По берегам Фонтанки здесь ютились неказистые строения, казармы, родильный дом – ничего такого, что радовало бы глаз. На Екатерингофском, куда мы свернули, вовсю велось строительство, свежевозведенный купеческий дом о двух этажах соседствовал с новой пивоварней. Разительный контраст со строгим центром.
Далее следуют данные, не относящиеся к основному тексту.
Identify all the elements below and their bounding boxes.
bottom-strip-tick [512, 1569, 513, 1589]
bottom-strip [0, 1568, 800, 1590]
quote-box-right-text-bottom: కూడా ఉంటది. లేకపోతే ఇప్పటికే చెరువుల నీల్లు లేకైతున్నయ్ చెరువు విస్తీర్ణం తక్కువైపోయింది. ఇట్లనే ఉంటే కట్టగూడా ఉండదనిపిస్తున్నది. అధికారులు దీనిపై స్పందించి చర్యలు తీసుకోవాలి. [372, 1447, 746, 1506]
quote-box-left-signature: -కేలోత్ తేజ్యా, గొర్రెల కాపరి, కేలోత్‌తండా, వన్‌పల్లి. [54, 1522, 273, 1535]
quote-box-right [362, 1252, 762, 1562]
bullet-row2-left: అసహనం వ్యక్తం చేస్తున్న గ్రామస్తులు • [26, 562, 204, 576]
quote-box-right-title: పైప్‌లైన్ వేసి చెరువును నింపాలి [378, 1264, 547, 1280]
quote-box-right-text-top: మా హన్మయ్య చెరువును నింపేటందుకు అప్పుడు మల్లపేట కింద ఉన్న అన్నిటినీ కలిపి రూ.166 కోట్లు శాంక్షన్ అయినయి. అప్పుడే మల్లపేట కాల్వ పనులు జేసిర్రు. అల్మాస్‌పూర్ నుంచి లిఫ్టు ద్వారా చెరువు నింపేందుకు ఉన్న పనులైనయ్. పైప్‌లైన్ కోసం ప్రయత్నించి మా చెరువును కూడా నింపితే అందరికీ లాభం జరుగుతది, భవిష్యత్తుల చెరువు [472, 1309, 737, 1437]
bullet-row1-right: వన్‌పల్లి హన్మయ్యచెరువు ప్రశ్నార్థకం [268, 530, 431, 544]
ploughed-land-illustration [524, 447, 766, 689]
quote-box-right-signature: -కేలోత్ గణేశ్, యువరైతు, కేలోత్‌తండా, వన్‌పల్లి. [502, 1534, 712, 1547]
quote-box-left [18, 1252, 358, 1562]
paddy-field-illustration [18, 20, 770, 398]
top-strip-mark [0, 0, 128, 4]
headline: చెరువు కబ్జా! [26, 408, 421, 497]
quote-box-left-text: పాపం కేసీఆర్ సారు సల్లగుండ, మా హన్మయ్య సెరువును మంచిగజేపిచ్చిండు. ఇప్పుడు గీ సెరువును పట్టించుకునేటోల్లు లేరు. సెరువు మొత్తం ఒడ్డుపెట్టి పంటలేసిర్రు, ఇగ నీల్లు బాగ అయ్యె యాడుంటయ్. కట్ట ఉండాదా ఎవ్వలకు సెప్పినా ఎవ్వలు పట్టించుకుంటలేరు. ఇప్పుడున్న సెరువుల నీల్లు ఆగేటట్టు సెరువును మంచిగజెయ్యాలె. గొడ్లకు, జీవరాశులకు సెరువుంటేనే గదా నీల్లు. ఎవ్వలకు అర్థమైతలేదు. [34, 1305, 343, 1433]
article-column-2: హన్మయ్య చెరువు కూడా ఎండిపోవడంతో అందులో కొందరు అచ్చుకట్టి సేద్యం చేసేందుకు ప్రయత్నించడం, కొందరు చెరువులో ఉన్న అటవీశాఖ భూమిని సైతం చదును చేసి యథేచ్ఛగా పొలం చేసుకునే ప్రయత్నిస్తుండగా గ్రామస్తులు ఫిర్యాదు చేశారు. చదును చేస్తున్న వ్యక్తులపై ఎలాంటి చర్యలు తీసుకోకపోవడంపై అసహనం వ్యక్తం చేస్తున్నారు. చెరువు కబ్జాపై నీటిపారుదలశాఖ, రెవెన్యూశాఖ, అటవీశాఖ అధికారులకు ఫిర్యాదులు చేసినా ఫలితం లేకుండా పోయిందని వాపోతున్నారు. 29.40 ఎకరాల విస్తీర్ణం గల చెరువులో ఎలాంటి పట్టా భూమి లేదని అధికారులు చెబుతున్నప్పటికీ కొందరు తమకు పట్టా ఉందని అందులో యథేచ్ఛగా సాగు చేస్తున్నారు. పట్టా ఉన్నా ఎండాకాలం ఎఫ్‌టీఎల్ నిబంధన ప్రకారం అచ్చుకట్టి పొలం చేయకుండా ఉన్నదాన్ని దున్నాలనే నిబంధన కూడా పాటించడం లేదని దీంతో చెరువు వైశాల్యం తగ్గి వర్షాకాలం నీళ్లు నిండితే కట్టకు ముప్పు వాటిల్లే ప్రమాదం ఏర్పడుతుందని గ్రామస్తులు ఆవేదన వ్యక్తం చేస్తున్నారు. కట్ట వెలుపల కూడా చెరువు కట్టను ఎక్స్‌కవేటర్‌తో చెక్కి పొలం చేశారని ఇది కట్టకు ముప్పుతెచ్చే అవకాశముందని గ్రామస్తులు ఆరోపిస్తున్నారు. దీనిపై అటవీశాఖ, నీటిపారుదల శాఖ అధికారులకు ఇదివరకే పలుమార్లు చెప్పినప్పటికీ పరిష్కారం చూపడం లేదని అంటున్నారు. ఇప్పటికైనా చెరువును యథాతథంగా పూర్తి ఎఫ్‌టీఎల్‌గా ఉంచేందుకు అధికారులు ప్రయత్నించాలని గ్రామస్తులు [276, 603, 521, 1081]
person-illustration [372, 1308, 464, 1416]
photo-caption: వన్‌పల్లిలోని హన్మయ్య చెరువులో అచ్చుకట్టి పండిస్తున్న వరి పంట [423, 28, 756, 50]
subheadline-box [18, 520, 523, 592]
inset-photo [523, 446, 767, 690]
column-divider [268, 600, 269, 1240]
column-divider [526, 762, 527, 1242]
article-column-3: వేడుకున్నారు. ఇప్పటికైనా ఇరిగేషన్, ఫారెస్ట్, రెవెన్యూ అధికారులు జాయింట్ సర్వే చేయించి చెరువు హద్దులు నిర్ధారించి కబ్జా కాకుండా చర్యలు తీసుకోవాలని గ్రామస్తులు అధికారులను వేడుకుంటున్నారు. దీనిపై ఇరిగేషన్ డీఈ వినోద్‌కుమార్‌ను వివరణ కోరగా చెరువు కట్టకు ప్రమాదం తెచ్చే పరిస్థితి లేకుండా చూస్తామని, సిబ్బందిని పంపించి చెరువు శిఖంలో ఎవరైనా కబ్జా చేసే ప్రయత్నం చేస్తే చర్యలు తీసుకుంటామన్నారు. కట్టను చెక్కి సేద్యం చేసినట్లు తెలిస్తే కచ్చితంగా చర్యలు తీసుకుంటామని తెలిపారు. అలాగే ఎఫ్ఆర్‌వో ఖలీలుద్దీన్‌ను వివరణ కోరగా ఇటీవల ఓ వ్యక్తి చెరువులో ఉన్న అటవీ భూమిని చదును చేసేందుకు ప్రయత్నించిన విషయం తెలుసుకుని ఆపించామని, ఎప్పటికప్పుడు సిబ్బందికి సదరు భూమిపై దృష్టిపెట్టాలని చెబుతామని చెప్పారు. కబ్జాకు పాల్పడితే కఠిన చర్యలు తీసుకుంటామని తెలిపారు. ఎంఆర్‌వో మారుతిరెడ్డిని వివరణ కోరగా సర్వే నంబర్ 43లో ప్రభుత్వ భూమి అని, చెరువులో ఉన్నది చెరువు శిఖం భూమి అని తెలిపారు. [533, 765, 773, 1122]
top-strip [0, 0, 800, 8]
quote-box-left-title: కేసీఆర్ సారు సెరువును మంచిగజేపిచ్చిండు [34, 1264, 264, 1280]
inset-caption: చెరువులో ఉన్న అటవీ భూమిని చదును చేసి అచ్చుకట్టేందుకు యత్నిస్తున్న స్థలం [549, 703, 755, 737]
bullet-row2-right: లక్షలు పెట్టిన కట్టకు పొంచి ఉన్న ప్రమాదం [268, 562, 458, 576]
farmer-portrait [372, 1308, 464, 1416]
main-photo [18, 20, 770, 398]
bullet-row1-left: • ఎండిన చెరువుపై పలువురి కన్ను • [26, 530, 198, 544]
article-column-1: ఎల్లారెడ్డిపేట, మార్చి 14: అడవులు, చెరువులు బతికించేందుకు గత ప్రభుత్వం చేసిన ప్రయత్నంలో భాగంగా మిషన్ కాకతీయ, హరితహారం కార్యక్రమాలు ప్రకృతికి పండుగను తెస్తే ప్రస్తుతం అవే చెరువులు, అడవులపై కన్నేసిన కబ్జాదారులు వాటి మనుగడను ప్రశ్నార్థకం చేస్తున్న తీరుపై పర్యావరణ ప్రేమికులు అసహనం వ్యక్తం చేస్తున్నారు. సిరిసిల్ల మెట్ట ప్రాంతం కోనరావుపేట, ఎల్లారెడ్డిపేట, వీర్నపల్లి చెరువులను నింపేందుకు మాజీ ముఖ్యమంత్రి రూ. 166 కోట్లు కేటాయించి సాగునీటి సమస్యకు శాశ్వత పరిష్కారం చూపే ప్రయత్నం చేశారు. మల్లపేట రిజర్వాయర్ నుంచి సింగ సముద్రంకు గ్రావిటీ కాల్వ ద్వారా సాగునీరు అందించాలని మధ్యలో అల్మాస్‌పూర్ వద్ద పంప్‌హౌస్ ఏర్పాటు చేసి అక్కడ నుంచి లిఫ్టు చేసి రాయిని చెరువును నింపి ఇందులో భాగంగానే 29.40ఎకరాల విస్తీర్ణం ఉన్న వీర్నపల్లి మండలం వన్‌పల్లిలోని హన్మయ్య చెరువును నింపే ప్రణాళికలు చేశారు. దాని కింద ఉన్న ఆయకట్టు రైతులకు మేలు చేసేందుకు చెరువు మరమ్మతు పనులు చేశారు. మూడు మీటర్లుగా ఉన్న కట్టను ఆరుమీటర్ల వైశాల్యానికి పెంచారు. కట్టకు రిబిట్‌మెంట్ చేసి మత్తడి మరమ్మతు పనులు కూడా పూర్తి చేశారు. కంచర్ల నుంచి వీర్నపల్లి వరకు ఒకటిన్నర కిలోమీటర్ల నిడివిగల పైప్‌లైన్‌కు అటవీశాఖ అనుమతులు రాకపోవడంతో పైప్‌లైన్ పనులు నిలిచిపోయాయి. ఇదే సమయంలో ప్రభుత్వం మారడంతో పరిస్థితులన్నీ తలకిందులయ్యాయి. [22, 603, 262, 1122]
Николая Порфирьевича нашли в траве между двух заборов на просеке, идущей параллельно Болотной[11]. И хотя совсем рядом перевоз через Новый канал, обнаружить его можно было разве что случайно. Тело уже увезли, но на месте все еще трудились несколько городовых. Впрочем, все их усилия оказались исключительно в охране места происшествия. Меня они восприняли изначально за блаженную зеваку, однако Тимка споро поставил их на место, после чего из числа служивых был выделен сопровождающий. Он и повел меня по следам, показывая, где тащили пристава. Гриша внимательно смотрел под ноги, выискивая любые странности, и он и обнаружил примятые кусты справа на Пещаной[12] в стороне от Екатерингофского.
– Кровь, – кратко пояснил охранник, показывая на едва заметные бурые пятнышки. – Если труп тащили, то крови должно было много вылиться, ведь ножом рану делали. А ее почти и нет, но именно что почти. Я ее и выискивал. А вся она тут.
Тимофей раздвинул ветки, открывая моему взору заброшенный пустырь, скрытый со стороны проспекта убогим желтым домом. И никаких сомнений в том, что убийство произошло именно тут, уже не было – трава оказалась измазана кровью настолько, что можно было бы предположить работу мясника.